Thursday, January 9, 2014

Kelroy/Crary/TheFollowing


Today I finished reading Kelroy. The dramatic incidents comes thick and fast in this final section of the story, but not before an episode involving the Gurnets, a nouveau riche family who are the focus of an unusually comic moment in an otherwise dark novel thanks to their ridiculous aspirations to mix with the well-bred. The episode is a reminder of the fact that, although the majority of the novel depicts the upper class as an internally divided group, they are perfectly capable of closing ranks and sneering at their inferiors when required to do so. On the whole, however, intra-class conflict is the focus of the novel’s conclusion. The relationship between Emily and Kelroy comes to a disastrous conclusion when she receives a letter apparently written by Kelroy that declares that he no longer cares for her. Emily is devastated by this news, and to make matters worse, soon after Mrs. Hammond dies of a stroke that robs her of the power to communicate, even though she seems desperate in her last hours to communicate something. We find out what that is when Emily later finds evidence that the letter she received from Kelroy was in fact written by Marney, who turns out to be conveniently adept at imitating others’ handwriting, so much so, that he also wrote a letter to Kelroy in Emily’s hand, declaring that she was no longer interested in him. Worse still, the originator of this plot was Mrs. Hammond, Emily’s own mother, consumed by her hatred of Kelroy. Traumatized by this betrayal, Emily soon dies and Kelroy, after he learns of both the plot and Emily’s death, dies in a shipwreck. A sop is thrown to the reader when the book ends with Emily’s friend, Helen Cathcart, marrying Dunleavy, but this ‘happy ending’ serves only to accentuate the cynicism and darkness of this novel. Despite the similarities of Rebecca Rush’s work to that of her contemporary Jane Austen (Kelroy was published in between Sense and Sensibility and Pride and Prejudice), Rush’s treatment of the relationship between love, marriage, and money is much more bleak, and satisfyingly so.

I also read the next fifty pages of Jonathan Crary’s 24/7: Late Capitalism and the Ends of Sleep. Crary provides the following useful definition of what he means by a 24/7 culture: “In its despoliation of the rich textures and indeterminations of human time, 24/7 simultaneously incites an unsustainable and self-liquidating identification with its fantasmatic requirements; it solicits an open-ended but always unfinished investment in the many products for facilitating this identification.” In many ways, ‘products’ turns out to be the most important word in that quote, because Crary’s main focus in this section of the book is on the various forms of (online/digital) technology that facilitate the expansion of 24/7 culture. Crary is undoubtedly correct to challenge the facile techno-optimism that has all too often greeted the advent of the internet age. The problem, however, is that Crary goes too far in the other direction. Not exactly Luddite, Crary is definitely a techno-pessimist, and perhaps even technophobic. Typically, such a negative attitude toward technology is accompanied by a negative attitude toward its users, who feature only as more or less passive drones. Crary disallows completely the possibility of transformative and politically progressive forms of technological usage and in doing so massively oversimplifies the problems and challenges that a 24/7 culture undoubtedly creates.

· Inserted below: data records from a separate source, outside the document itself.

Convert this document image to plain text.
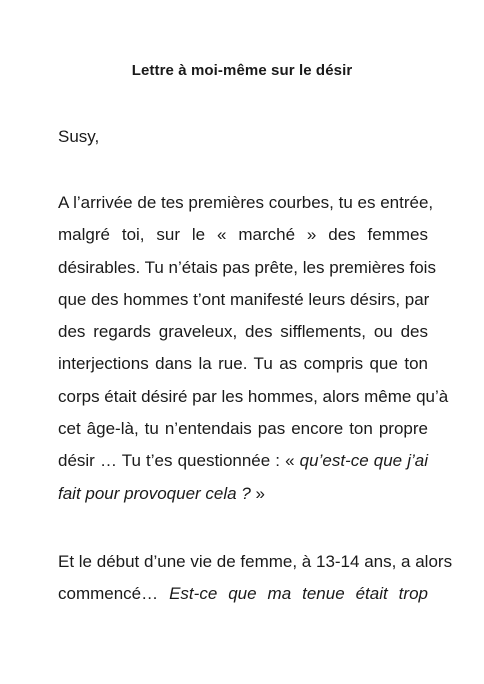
Lettre à moi-même sur le désir
Susy,
A l’arrivée de tes premières courbes, tu es entrée,
malgré toi, sur le « marché » des femmes
désirables. Tu n’étais pas prête, les premières fois
que des hommes t’ont manifesté leurs désirs, par
des regards graveleux, des sifflements, ou des
interjections dans la rue. Tu as compris que ton
corps était désiré par les hommes, alors même qu’à
cet âge-là, tu n’entendais pas encore ton propre
désir … Tu t’es questionnée : « qu’est-ce que j’ai
fait pour provoquer cela ? »
Et le début d’une vie de femme, à 13-14 ans, a alors
commencé… Est-ce que ma tenue était trop
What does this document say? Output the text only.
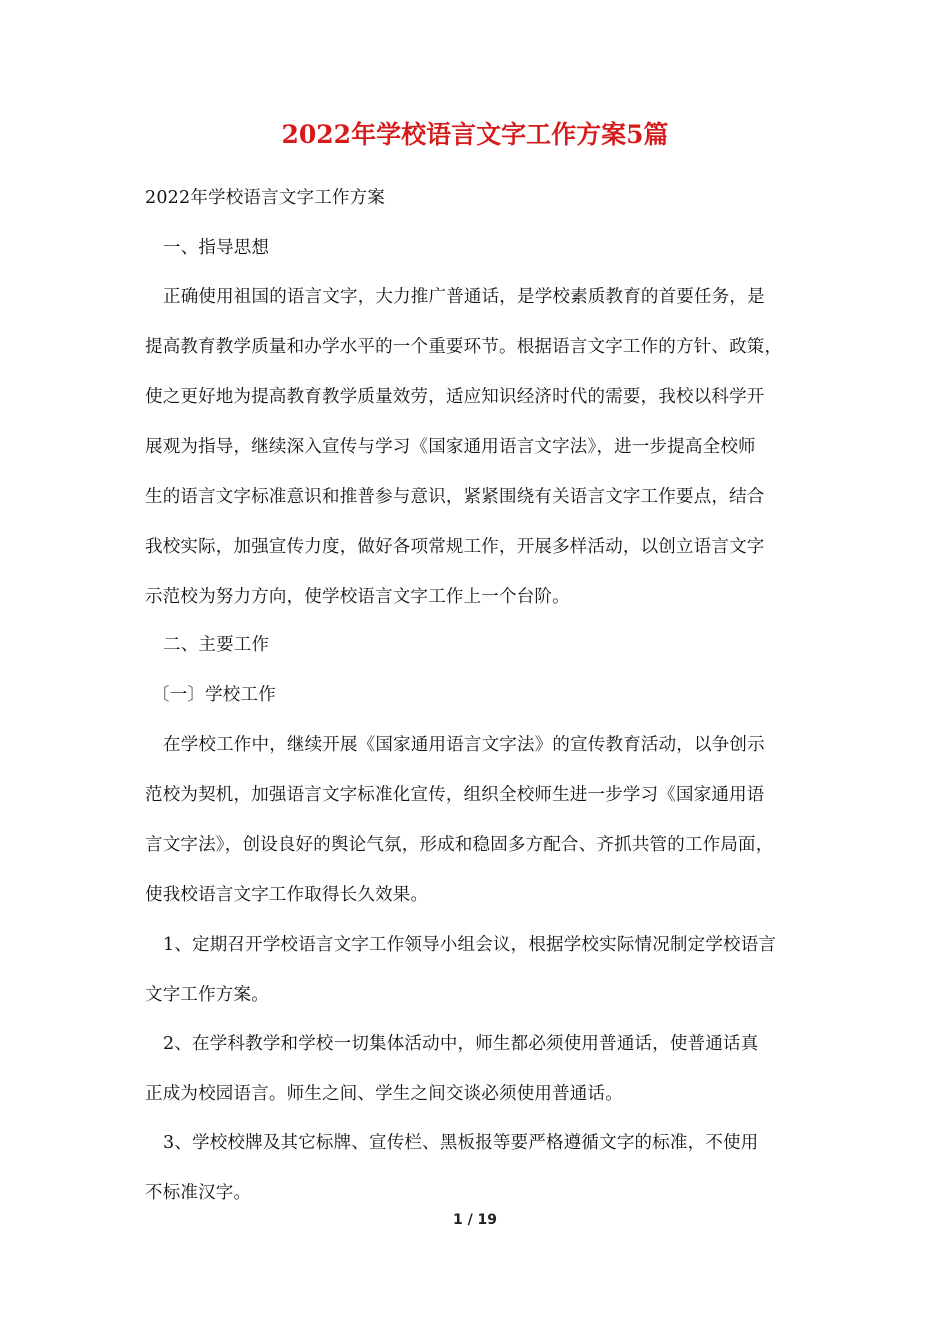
2022年学校语言文字工作方案5篇
2022年学校语言文字工作方案
一、指导思想
正确使用祖国的语言文字，大力推广普通话，是学校素质教育的首要任务，是
提高教育教学质量和办学水平的一个重要环节。根据语言文字工作的方针、政策，
使之更好地为提高教育教学质量效劳，适应知识经济时代的需要，我校以科学开
展观为指导，继续深入宣传与学习《国家通用语言文字法》，进一步提高全校师
生的语言文字标准意识和推普参与意识，紧紧围绕有关语言文字工作要点，结合
我校实际，加强宣传力度，做好各项常规工作，开展多样活动，以创立语言文字
示范校为努力方向，使学校语言文字工作上一个台阶。
二、主要工作
〔一〕学校工作
在学校工作中，继续开展《国家通用语言文字法》的宣传教育活动，以争创示
范校为契机，加强语言文字标准化宣传，组织全校师生进一步学习《国家通用语
言文字法》，创设良好的舆论气氛，形成和稳固多方配合、齐抓共管的工作局面，
使我校语言文字工作取得长久效果。
1、定期召开学校语言文字工作领导小组会议，根据学校实际情况制定学校语言
文字工作方案。
2、在学科教学和学校一切集体活动中，师生都必须使用普通话，使普通话真
正成为校园语言。师生之间、学生之间交谈必须使用普通话。
3、学校校牌及其它标牌、宣传栏、黑板报等要严格遵循文字的标准，不使用
不标准汉字。
1 / 19
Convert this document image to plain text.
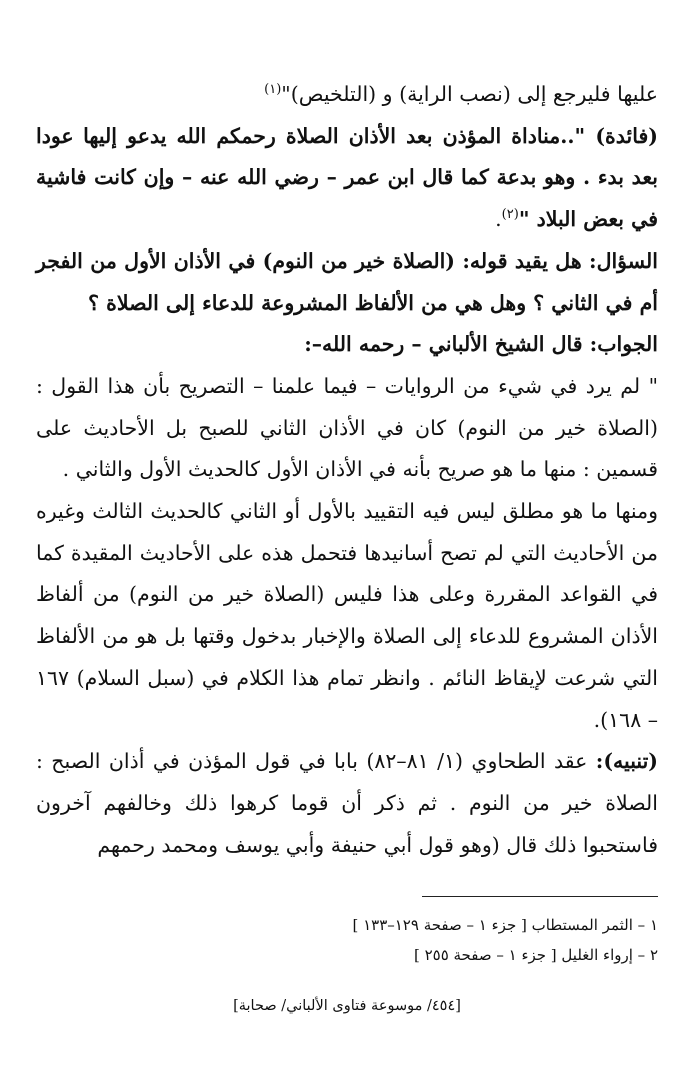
عليها فليرجع إلى (نصب الراية) و (التلخيص)"$^{(١)}$

(فائدة) "..مناداة المؤذن بعد الأذان الصلاة رحمكم الله يدعو إليها عودا بعد بدء . وهو بدعة كما قال ابن عمر – رضي الله عنه – وإن كانت فاشية في بعض البلاد "$^{(٢)}$.

السؤال: هل يقيد قوله: (الصلاة خير من النوم) في الأذان الأول من الفجر أم في الثاني ؟ وهل هي من الألفاظ المشروعة للدعاء إلى الصلاة ؟

الجواب: قال الشيخ الألباني – رحمه الله–:

" لم يرد في شيء من الروايات – فيما علمنا – التصريح بأن هذا القول : (الصلاة خير من النوم) كان في الأذان الثاني للصبح بل الأحاديث على قسمين : منها ما هو صريح بأنه في الأذان الأول كالحديث الأول والثاني .

ومنها ما هو مطلق ليس فيه التقييد بالأول أو الثاني كالحديث الثالث وغيره من الأحاديث التي لم تصح أسانيدها فتحمل هذه على الأحاديث المقيدة كما في القواعد المقررة وعلى هذا فليس (الصلاة خير من النوم) من ألفاظ الأذان المشروع للدعاء إلى الصلاة والإخبار بدخول وقتها بل هو من الألفاظ التي شرعت لإيقاظ النائم . وانظر تمام هذا الكلام في (سبل السلام) ١٦٧ – ١٦٨).

(تنبيه): عقد الطحاوي (١/ ٨١–٨٢) بابا في قول المؤذن في أذان الصبح : الصلاة خير من النوم . ثم ذكر أن قوما كرهوا ذلك وخالفهم آخرون فاستحبوا ذلك قال (وهو قول أبي حنيفة وأبي يوسف ومحمد رحمهم

١ – الثمر المستطاب [ جزء ١ – صفحة ١٢٩–١٣٣ ]

٢ – إرواء الغليل [ جزء ١ – صفحة ٢٥٥ ]

[٤٥٤/ موسوعة فتاوى الألباني/ صحابة]
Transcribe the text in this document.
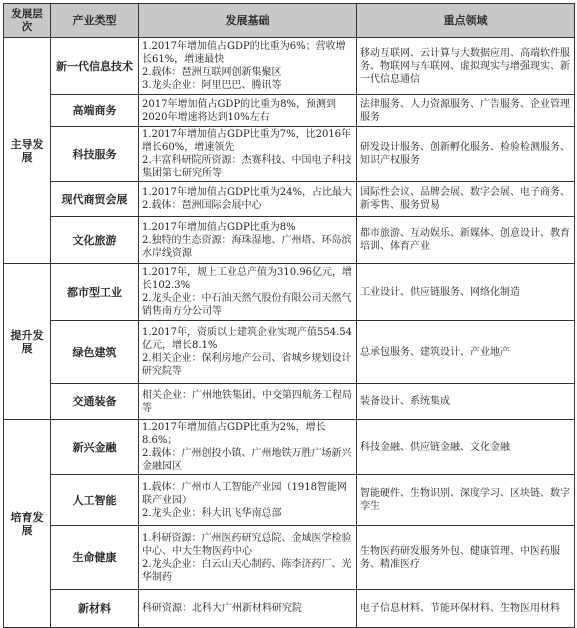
发展层次	产业类型	发展基础	重点领域
主导发展	新一代信息技术	1.2017年增加值占GDP的比重为6%；营收增长61%，增速最快
2.载体：琶洲互联网创新集聚区
3.龙头企业：阿里巴巴、腾讯等	移动互联网、云计算与大数据应用、高端软件服务、物联网与车联网、虚拟现实与增强现实、新一代信息通信
	高端商务	2017年增加值占GDP的比重为8%，预测到2020年增速将达到10%左右	法律服务、人力资源服务、广告服务、企业管理服务
	科技服务	1.2017年增加值占GDP比重为7%，比2016年增长60%，增速领先
2.丰富科研院所资源：杰赛科技、中国电子科技集团第七研究所等	研发设计服务、创新孵化服务、检验检测服务、知识产权服务
	现代商贸会展	1.2017年增加值占GDP比重为24%，占比最大
2.载体：琶洲国际会展中心	国际性会议、品牌会展、数字会展、电子商务、新零售、服务贸易
	文化旅游	1.2017年增加值占GDP比重为8%
2.独特的生态资源：海珠湿地、广州塔、环岛滨水岸线资源	都市旅游、互动娱乐、新媒体、创意设计、教育培训、体育产业
提升发展	都市型工业	1.2017年，规上工业总产值为310.96亿元，增长102.3%
2.龙头企业：中石油天然气股份有限公司天然气销售南方分公司等	工业设计、供应链服务、网络化制造
	绿色建筑	1.2017年，资质以上建筑企业实现产值554.54亿元，增长8.1%
2.相关企业：保利房地产公司、省城乡规划设计研究院等	总承包服务、建筑设计、产业地产
	交通装备	相关企业：广州地铁集团、中交第四航务工程局等	装备设计、系统集成
培育发展	新兴金融	1.2017年增加值占GDP比重为2%，增长8.6%；
2.载体：广州创投小镇、广州地铁万胜广场新兴金融园区	科技金融、供应链金融、文化金融
	人工智能	1.载体：广州市人工智能产业园（1918智能网联产业园）
2.龙头企业：科大讯飞华南总部	智能硬件、生物识别、深度学习、区块链、数字孪生
	生命健康	1.科研资源：广州医药研究总院、金域医学检验中心、中大生物医药中心
2.龙头企业：白云山天心制药、陈李济药厂、光华制药	生物医药研发服务外包、健康管理、中医药服务、精准医疗
	新材料	科研资源：北科大广州新材料研究院	电子信息材料、节能环保材料、生物医用材料
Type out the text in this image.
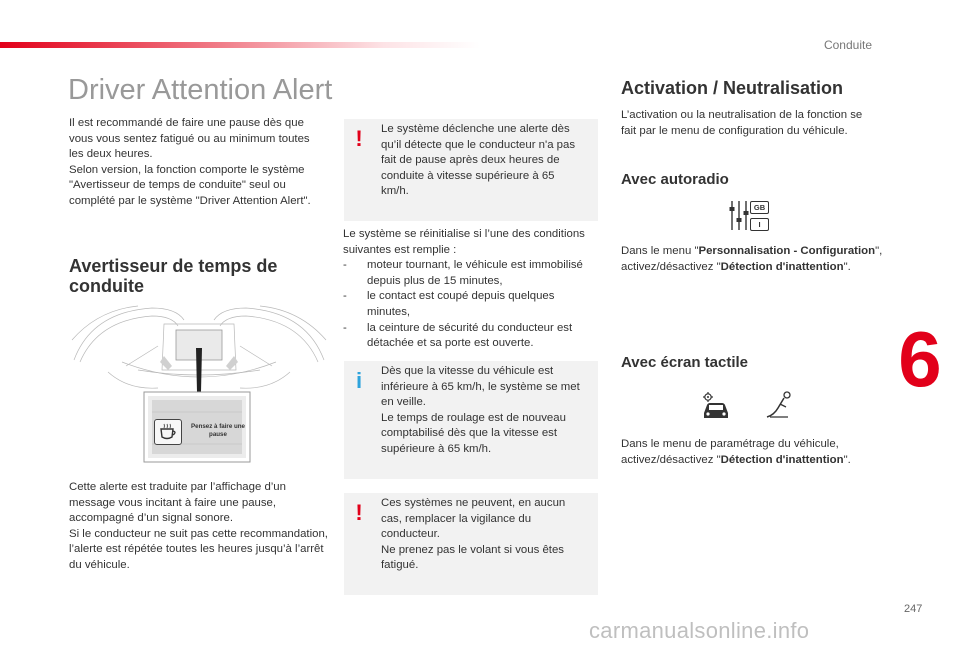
Conduite
6
247
Driver Attention Alert
Il est recommandé de faire une pause dès que vous vous sentez fatigué ou au minimum toutes les deux heures.
Selon version, la fonction comporte le système "Avertisseur de temps de conduite" seul ou complété par le système "Driver Attention Alert".
Avertisseur de temps de conduite
Pensez à faire une pause
Cette alerte est traduite par l’affichage d’un message vous incitant à faire une pause, accompagné d’un signal sonore.
Si le conducteur ne suit pas cette recommandation, l’alerte est répétée toutes les heures jusqu’à l’arrêt du véhicule.
!	Le système déclenche une alerte dès qu’il détecte que le conducteur n'a pas fait de pause après deux heures de conduite à vitesse supérieure à 65 km/h.
Le système se réinitialise si l’une des conditions suivantes est remplie :
- moteur tournant, le véhicule est immobilisé depuis plus de 15 minutes,
- le contact est coupé depuis quelques minutes,
- la ceinture de sécurité du conducteur est détachée et sa porte est ouverte.
i	Dès que la vitesse du véhicule est inférieure à 65 km/h, le système se met en veille.
Le temps de roulage est de nouveau comptabilisé dès que la vitesse est supérieure à 65 km/h.
!	Ces systèmes ne peuvent, en aucun cas, remplacer la vigilance du conducteur.
Ne prenez pas le volant si vous êtes fatigué.
Activation / Neutralisation
L’activation ou la neutralisation de la fonction se fait par le menu de configuration du véhicule.
Avec autoradio
GB
I
Dans le menu "Personnalisation - Configuration", activez/désactivez "Détection d'inattention".
Avec écran tactile
Dans le menu de paramétrage du véhicule, activez/désactivez "Détection d'inattention".
carmanualsonline.info
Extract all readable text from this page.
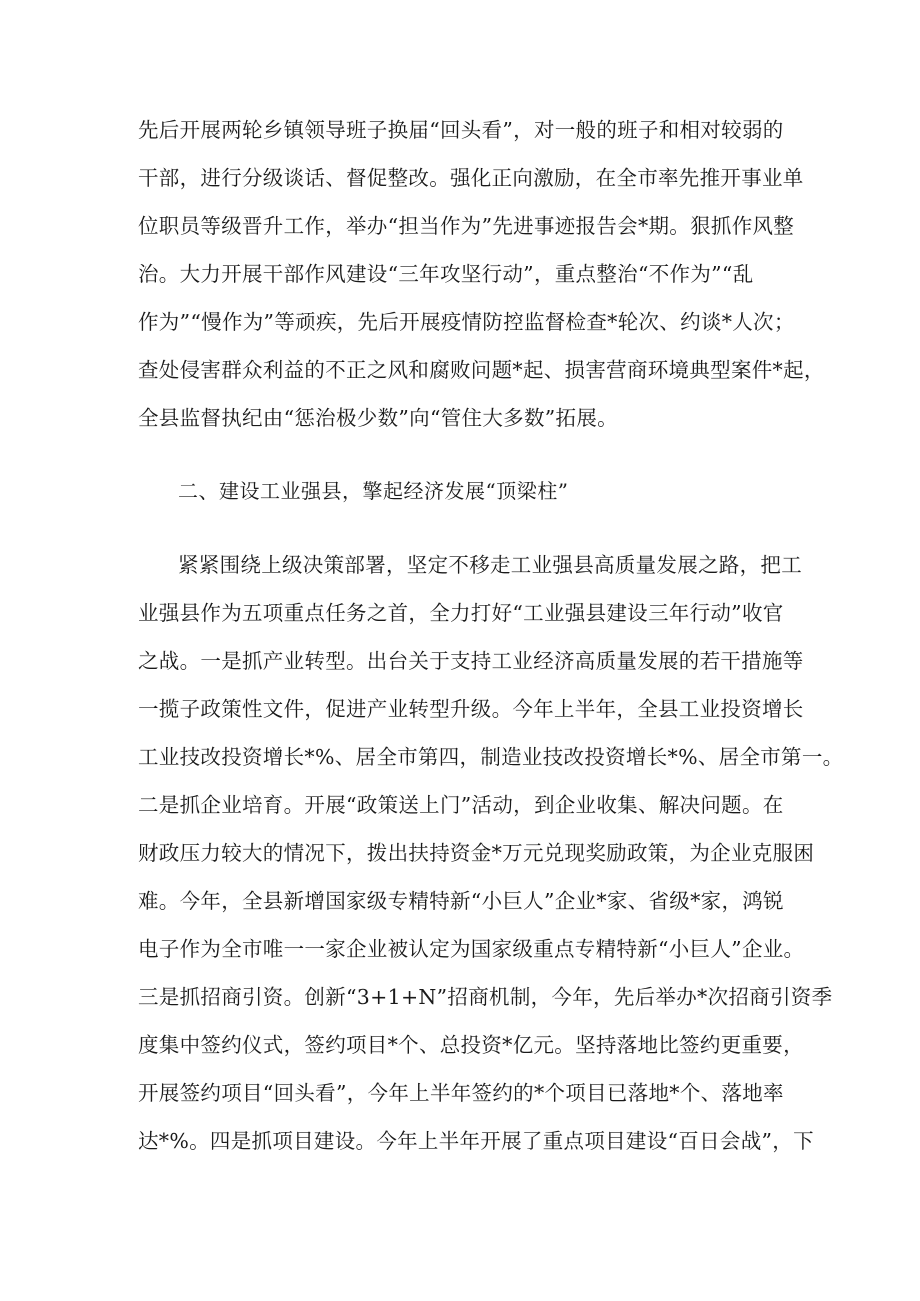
先后开展两轮乡镇领导班子换届“回头看”，对一般的班子和相对较弱的
干部，进行分级谈话、督促整改。强化正向激励，在全市率先推开事业单
位职员等级晋升工作，举办“担当作为”先进事迹报告会*期。狠抓作风整
治。大力开展干部作风建设“三年攻坚行动”，重点整治“不作为”“乱
作为”“慢作为”等顽疾，先后开展疫情防控监督检查*轮次、约谈*人次；
查处侵害群众利益的不正之风和腐败问题*起、损害营商环境典型案件*起，
全县监督执纪由“惩治极少数”向“管住大多数”拓展。
二、建设工业强县，擎起经济发展“顶梁柱”
紧紧围绕上级决策部署，坚定不移走工业强县高质量发展之路，把工
业强县作为五项重点任务之首，全力打好“工业强县建设三年行动”收官
之战。一是抓产业转型。出台关于支持工业经济高质量发展的若干措施等
一揽子政策性文件，促进产业转型升级。今年上半年，全县工业投资增长
工业技改投资增长*%、居全市第四，制造业技改投资增长*%、居全市第一。
二是抓企业培育。开展“政策送上门”活动，到企业收集、解决问题。在
财政压力较大的情况下，拨出扶持资金*万元兑现奖励政策，为企业克服困
难。今年，全县新增国家级专精特新“小巨人”企业*家、省级*家，鸿锐
电子作为全市唯一一家企业被认定为国家级重点专精特新“小巨人”企业。
三是抓招商引资。创新“3+1+N”招商机制，今年，先后举办*次招商引资季
度集中签约仪式，签约项目*个、总投资*亿元。坚持落地比签约更重要，
开展签约项目“回头看”，今年上半年签约的*个项目已落地*个、落地率
达*%。四是抓项目建设。今年上半年开展了重点项目建设“百日会战”，下
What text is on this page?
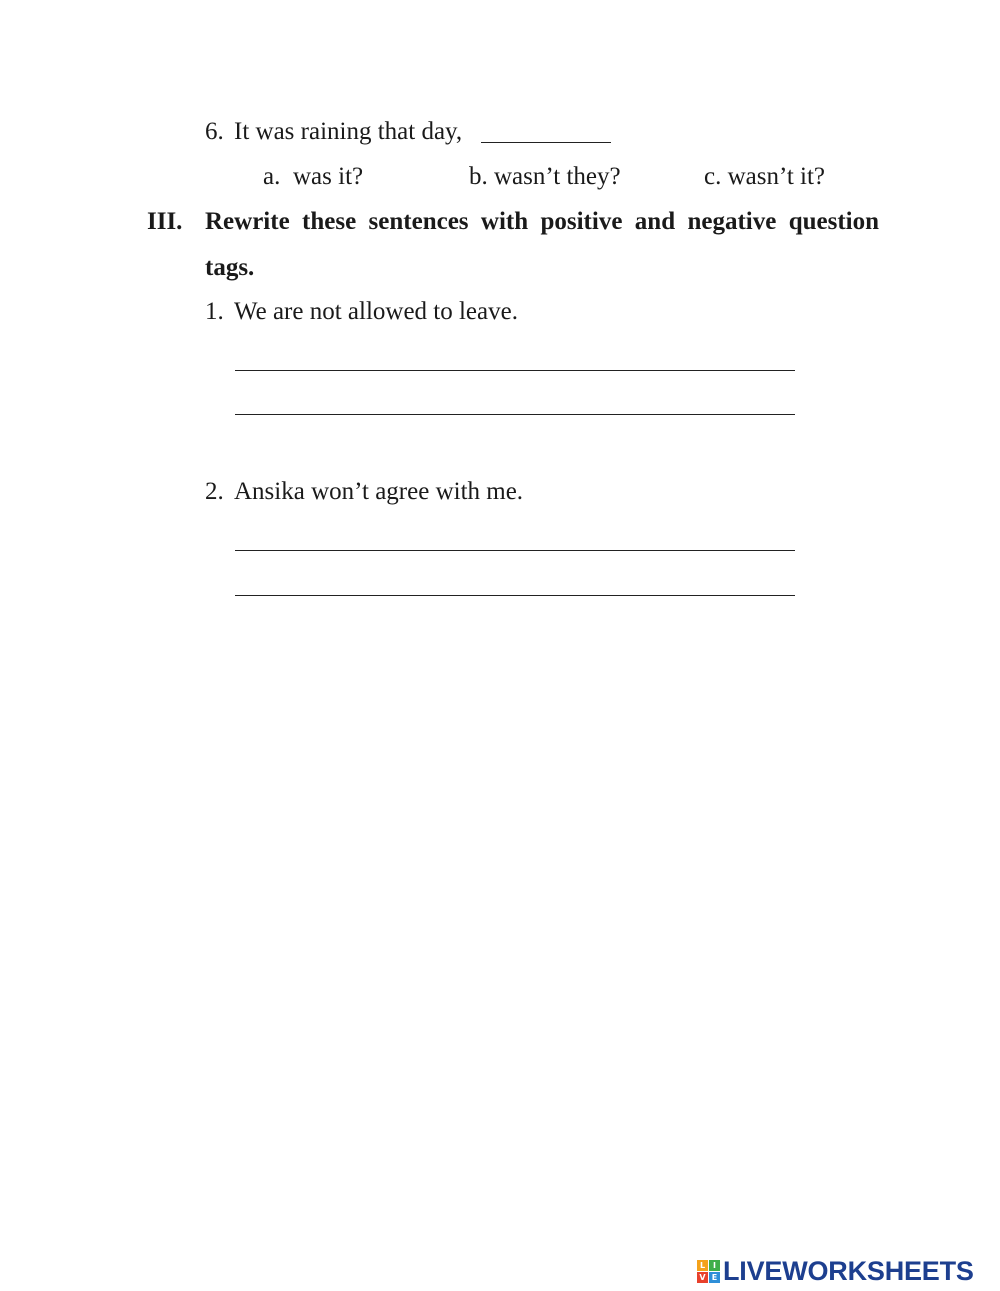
6. It was raining that day,
a. was it?	b. wasn’t they?	c. wasn’t it?
III. Rewrite these sentences with positive and negative question
tags.
1. We are not allowed to leave.
2. Ansika won’t agree with me.
L I
V E LIVEWORKSHEETS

In the third and fourth episodes of The Following, we learn more about Carroll’s followers, who are a motley crew of individuals who fall under his spell when they visit him repeatedly in prison (sidenote: the maximum security facility that houses Carroll has one of the most open-door policies in penal history. I’ve seen malls that were harder to get into than Carroll’s visiting room). One of the interesting things about this part of the series is that Carroll being back in prison allows (actually, necessitates) that more attention be paid to developing the characters of the followers. This is mostly done on a sparingly ‘need to know’ basis, with the exception of Emma (the nanny) and Jacob and Paul (the ‘gay neighbors’). The question of the sexual orientation and behavior of these three characters comes in for special attention, especially the issue of whether or not Jacob and Paul are actually gay. On one level, this issue is unambiguous in the sense that it’s made very clear that they were pretending to be gay in order to trick their neighbor (Carroll’s victim). On the other hand, it’s also made clear that they did have sex while they were ‘undercover,’ so to speak, and it’s also strongly implied that Paul may in fact be in love with Jacob. Moreover, Jacob and Paul are referred to repeatedly as the ‘gay neighbors’ in the ‘story so far’ review that begins each episode. This is a very clear example of ‘The Following’ trying to have its cake and eat it, too: the notion of gay serial killers is formally repudiated, presumably to avoid accusations of homophobia, and yet the killers are still ‘queered’ as sexually deviant. More generally, network tv crime drama once again shows its preference for the combination of sex AND violence as its default mode.